Miller: There’s a hygiene to the process of dying. You go through life and accumulate all this stuff and all that has to go away when you die. You can leave all this emotional and physical residue of stuff, or you can clean it up and by doing so, leave less of a mess for people who are going to live on.

It’s a cleaner grief, in a way, not complicated by finding old letters with secrets in them that can be a source of torture. If you clean up your life on the way out, it can feel wonderful, it can feel very true and it can be an extremely kind gift.

Keep hope going

Miller: I honestly believe that we as a species will do better if we come to terms with our mortality earlier in life. Get used to exercising hope within the framework of life being short and precious.

If my patients come to me and are losing hope, I’ll say "OK, let’s come to terms with the hope that’s being lost. Let’s grieve that, but now let’s find what we still can hope for."

As long as you have another breath in you, you can hope for something.

As long as you have another breath in you, you can hope for something: Peace, comfort, the well-being of people you love. It’s always a matter of framing your hope.

Simple pleasures, rather than grand moments, are appreciated at the end of life

Miller: It may be simply going outside and feeling the sun on your skin. A shower can be magical, sunlight can be magical. Just delighting in the cool breeze on your face or the sound of laughter. Very basic primal stuff.
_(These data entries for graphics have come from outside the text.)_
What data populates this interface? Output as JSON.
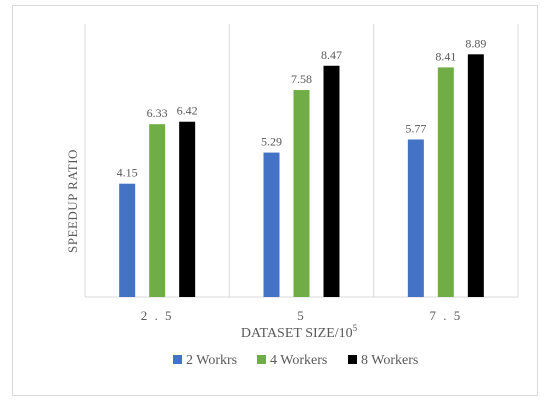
{
  "chart_data": {
    "type": "bar",
    "title": "",
    "xlabel": "DATASET SIZE/10",
    "xlabel_superscript": "5",
    "ylabel": "SPEEDUP RATIO",
    "ylim": [
      0,
      10
    ],
    "grid": false,
    "legend_position": "bottom",
    "categories": [
      "2.5",
      "5",
      "7.5"
    ],
    "category_tick_labels": [
      "2 . 5",
      "5",
      "7 . 5"
    ],
    "series": [
      {
        "name": "2 Workrs",
        "color": "#4472c4",
        "values": [
          4.15,
          5.29,
          5.77
        ]
      },
      {
        "name": "4 Workers",
        "color": "#70ad47",
        "values": [
          6.33,
          7.58,
          8.41
        ]
      },
      {
        "name": "8 Workers",
        "color": "#000000",
        "values": [
          6.42,
          8.47,
          8.89
        ]
      }
    ]
  }
}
Think about what might happen after death

Miller: If you’re around folks who are taking their final breaths, you can see life going out of somebody. You can tell the body is just a shell, something is gone now. Where does that life go? Is there a soul? Is there a spirit?

I find a joy in not knowing. I know dying, but I don’t know death. My compromise is to embrace the mystery of it all.

Editor's Note: This article is from a direct interview and has been condensed and edited for clarity.